Recipe: Truffled egg en croque - Spear's Magazine

Recipe: Truffled egg en croque


All this week I have been craving two things: croque monsieur and truffled egg toast (I walked past Spuntino on Tuesday). In a moment of what turned out to be pure genius I decided to combine elements of both dishes to make something really rather excellent. It brings together all of the good things in life – a creamy sauce, melted cheese, glorious bread, gooey egg yolk and white truffle. Pure bliss.

I can’t claim to have invented the truffled toast. Personally, I always think it belongs to Russell Norman, but this little version is of my own making – just with a large nod to the aforementioned owner of Polpo and its offspring.

So, for the ultimate in comfort food for this dreary November weekend, here is my truffled egg on croque recipe.

Makes two
For the béchamel
1 tbsp butter
1 tbsp plain flour
300ml milk
Salt and pepper to taste

For the rest
Four thick slices of white bread, preferably a unsliced square farmhouse loaf
2 egg yolks (save the whites for meringues or glazes)
200g grated cheese (I used a mature cheddar because that is what was in the fridge)
White truffle oil (only use ones with natural infusions)

Method
For the béchamel, melt the butter in a pan and stir in the flour. Allow to cook out for a few minutes, otherwise you end up with a raw flour taste to the sauce.

Slowly add in the milk, stirring constantly to avoids lumps. Add enough milk to make a good amount of thick sauce – you want the consistency of bread sauce. You can adjust the amounts to make more or less sauce depending on what you like.

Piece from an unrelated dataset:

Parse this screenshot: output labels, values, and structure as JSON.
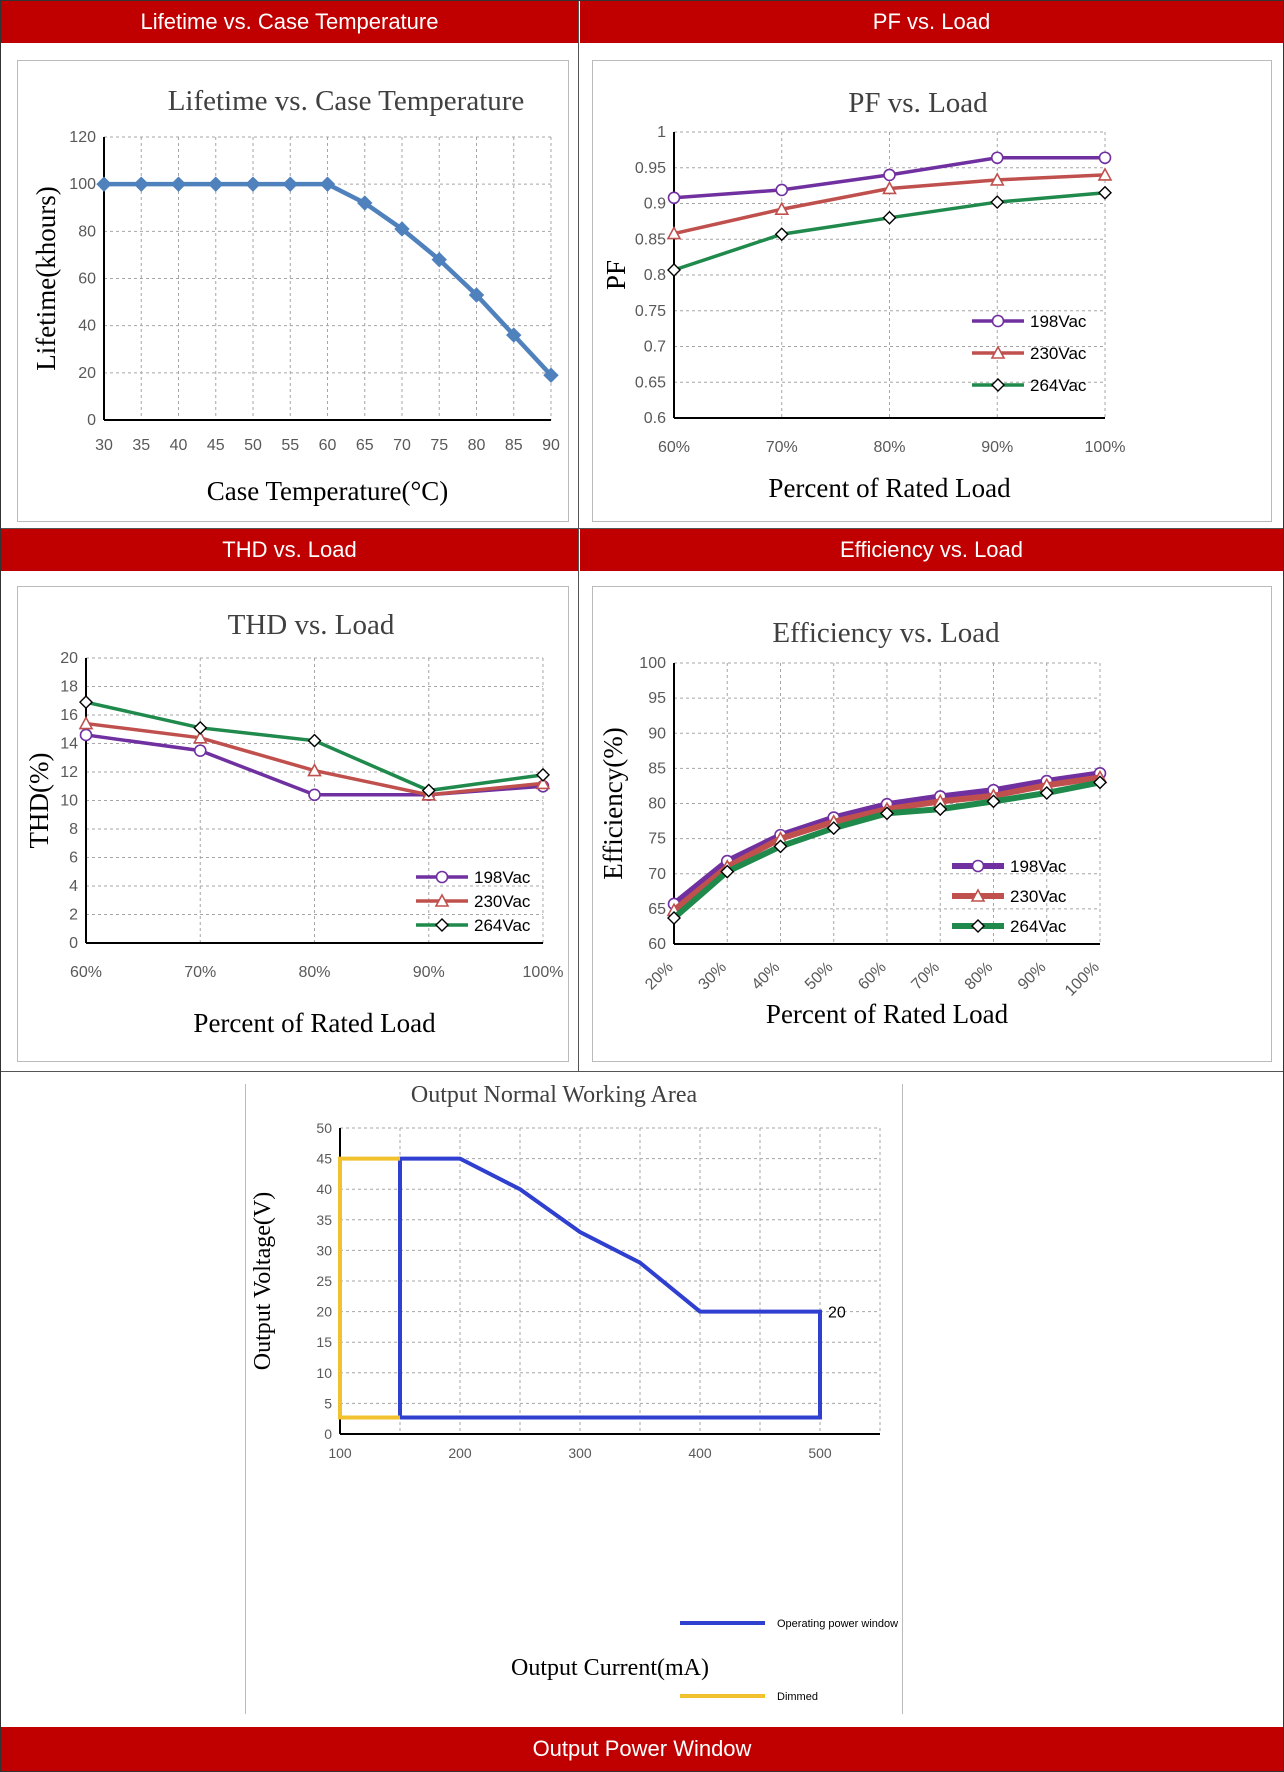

While the sauce is thickening, place your slices of bread under the grill – only on one side though. Once golden, remove from the oven and place on a board.

Place two slices toasted side down. Cover those slices with two thirds of your béchamel sauce.

Take the other two slices of bread and cut out a hole in the middle, large enough to hold your egg yolk. (I ate the removed piece of bread. You can do what you want with it.)

Place your cut slices of bread, toasted side up, on to your béchamel-covered slices. Drop the egg yolk in to the hole and cover with grated cheese.

Pop your toasts under the grill until the cheese is melted and bubbling.

Remove from the grill, add a little salt and pepper to the yolk and drizzle with a good amount of truffle oil.

Eat straight away, then probably go back and make a second round.